Really? There's this thing in Western Civilization called tort law. You might want to look into it.

So now the victims of child sex abuse by priests are like the warmongering Bush? Wow, that's quite a lens you see the world through.

You might tell your troubles to the archbishop and the Pope. The corporate structure that they chose, to insure that you have no say in anything, now risks everything. Sorry that they're not above the law in this country.

They didn't get nothing for the $10 mil. Just think of all the ill-will they bought. (Plus they paid a lot less than Paul Allen did, and got more. A real bargain.)

You don't see Terry Porter applying for archbishop.
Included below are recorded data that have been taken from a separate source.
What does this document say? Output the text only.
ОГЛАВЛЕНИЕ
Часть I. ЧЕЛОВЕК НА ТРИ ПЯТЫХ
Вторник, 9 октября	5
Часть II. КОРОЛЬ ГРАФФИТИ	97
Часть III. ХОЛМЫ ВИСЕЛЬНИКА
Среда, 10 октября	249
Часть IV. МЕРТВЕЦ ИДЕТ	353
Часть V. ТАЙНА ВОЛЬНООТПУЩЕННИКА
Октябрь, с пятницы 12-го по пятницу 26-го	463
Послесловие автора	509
Big law firms are eager to get their clients into as much trouble as they can afford.

Patrick...

I hope you didn't mean the phrase "some sexual transgressions" to sound as cold and shallow as it did.
Nothing to encourage the crimes, you say? I've always found it rather interesting that we take a perfectly normal male, deny him the normal rite of passage into this world of ours regarding sex and then surround him with nubile young adolescent boys just coming into their own, and B. Parishes full of sinners, telling the priest their inner most secrets about everything and expecting him to keep quiet about it! Gee, I wonder who thought of all this! No, that's okay, I already know!
I've always believed that if a guy really wants to become a Catholic priest, he should be castrated first in the seminary. But, then, thatís probably because my experience was with a seminarian at a summer camp, and after forty-some-odd years, I still hold a wee bit of resentment to the S.O.B. The notion that a Catholic priest can't marry is totally absurd, but my guess is that it probably contributes a great deal to the frustrations and emotional conflicts that seems to exist in the lives of many priests.
Let the church pay for what they've created, whether it's from the archdiocese or the various parishes. If anyone can afford it, it's the Catholic Church...and don't let anyone tell you otherwise...because if they did, they'd have to go to confession!

Jim
Portland

As a parent with kids in a Catholic elementary school, this is pretty troubling. I am all for criminal prosecution of Chuch leaders, but I really would hate to see my kid's school sold to pay the debt. It is not like the archdiocese has provided much support to the school over the years, only about 10% of the operating budget.

No schools need to be sold. The archdiocese can sell some surplus properties and take mortgages on some others.

It's not really much of a surprise that the Archdioces and the Vatican were arrogant enough to think that they could just make the decades and decades of sex abuse go away for pennies on the dollar in a Chapter 11 proceeding. The Church hierarchy and structure is built on an ancient premise that it's elderly white male leadership is infallible. The Church has an incredible history of doing both good and bad throughout the ages because it is an organization run by human beings, not infallible super being robots with a special pipe line to God. I think the sex abuse cases have exposed the incredible arrogance of the Church hierarchy, and maybe Catholics in this country and around the world will wake up and stop writing the checks that allow this cycle of arrogance to continue. I hope these victims win billions because they deserve it and it's the only thing that will make the old boy's club change for the better. Did the Church lawyers really think that trying to hide in U.S. Bankruptcy Court was going to make their client look less guilty when it came time for a jury to decide their fate? May God's will be done.